On 22Mar2009 11:09, Steven W. Orr <steveo syslang net> wrote:
| On Saturday, Mar 21st 2009 at 22:41 -0000, quoth Cameron Simpson:
| =>On 21Mar2009 16:47, Daniel B. Thurman <dant cdkkt com> wrote:
| =>> When I tried `sort -un', the data was truncated, i.e.
| =>> there is data loss.  So, when I went back to my original
| =>> code using 'sort -n | uniq',  there is no data loss.  There
| =>> seems to be a problem using the `sort -un' method.
| =>
| =>Well, they do mean slightly different things.
| =>
| =>"sort -un" sorts and returns the first row of each set of rows that
| =>sorted equal. (i.e. "1 foo" and "1 bah" sort equal (numeric) and only "1
| =>foo" is returned. (See "man sort" for the details, and "man 1p sort" for
| =>what you may portably expect on multiple UNIX platforms.)
[...]
| =>It is often correct to replace "sort -n | uniq" with "sort -un", but I was
| =>clearly wrong to do so here.
| 
| Fascinating. I never noticed that behaviour.

Neither had I until Daniel reported his problem. Then I read the manual
page more closely.

[...]
| I guess I'm convinced that the only safe way is to *never* use -u.

For plenty of data the -u option is just fine. It's only where you have
extra data on the line not related to the sort criteria that it matters.
Clearly, almost all the data I've sorted has been unique (columns of
numbers, passwd and group files, etc), or I've not cared about which
line I end up with (sorting lists of words).

So from my point of view, Daniel's use case is uncommon.

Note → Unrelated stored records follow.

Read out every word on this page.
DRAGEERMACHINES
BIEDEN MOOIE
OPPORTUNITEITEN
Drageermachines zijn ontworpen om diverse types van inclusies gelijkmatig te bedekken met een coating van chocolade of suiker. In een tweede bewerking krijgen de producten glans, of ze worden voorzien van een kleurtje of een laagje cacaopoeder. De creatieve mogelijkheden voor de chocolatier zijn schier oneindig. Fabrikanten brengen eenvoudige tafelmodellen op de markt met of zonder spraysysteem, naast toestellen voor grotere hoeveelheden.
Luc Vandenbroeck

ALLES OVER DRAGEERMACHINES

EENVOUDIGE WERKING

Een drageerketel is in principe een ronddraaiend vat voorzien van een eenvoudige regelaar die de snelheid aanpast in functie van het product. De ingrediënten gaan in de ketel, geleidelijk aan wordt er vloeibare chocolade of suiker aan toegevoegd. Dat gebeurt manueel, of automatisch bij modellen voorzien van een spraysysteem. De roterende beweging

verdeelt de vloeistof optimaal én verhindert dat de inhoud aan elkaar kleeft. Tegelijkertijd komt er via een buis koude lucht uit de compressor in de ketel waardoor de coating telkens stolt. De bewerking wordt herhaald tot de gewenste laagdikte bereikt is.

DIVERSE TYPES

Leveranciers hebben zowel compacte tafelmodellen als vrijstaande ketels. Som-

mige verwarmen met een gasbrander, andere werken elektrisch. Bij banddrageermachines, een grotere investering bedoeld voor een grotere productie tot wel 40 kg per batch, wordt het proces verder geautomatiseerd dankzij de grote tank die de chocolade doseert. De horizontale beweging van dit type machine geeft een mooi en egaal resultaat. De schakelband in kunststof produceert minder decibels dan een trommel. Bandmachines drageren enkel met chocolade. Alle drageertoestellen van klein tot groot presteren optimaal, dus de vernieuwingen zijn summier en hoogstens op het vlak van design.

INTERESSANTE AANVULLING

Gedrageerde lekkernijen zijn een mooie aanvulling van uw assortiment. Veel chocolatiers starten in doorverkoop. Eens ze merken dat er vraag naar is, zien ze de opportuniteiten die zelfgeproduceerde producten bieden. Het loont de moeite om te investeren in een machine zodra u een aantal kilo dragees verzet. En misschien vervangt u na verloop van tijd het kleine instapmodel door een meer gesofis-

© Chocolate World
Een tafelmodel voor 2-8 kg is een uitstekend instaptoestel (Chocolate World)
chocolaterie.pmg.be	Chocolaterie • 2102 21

I intend using -u as frequently as before. Like anything, I must keep
its real semantics in the back of my mind for when I do have data not
unique on the sort keys, which must be kept.

Cheers,
-- 
Cameron Simpson <cs zip com au> DoD#743
http://www.cskk.ezoshosting.com/cs/

If I haven't seen further, it is by standing in the footprints of giants.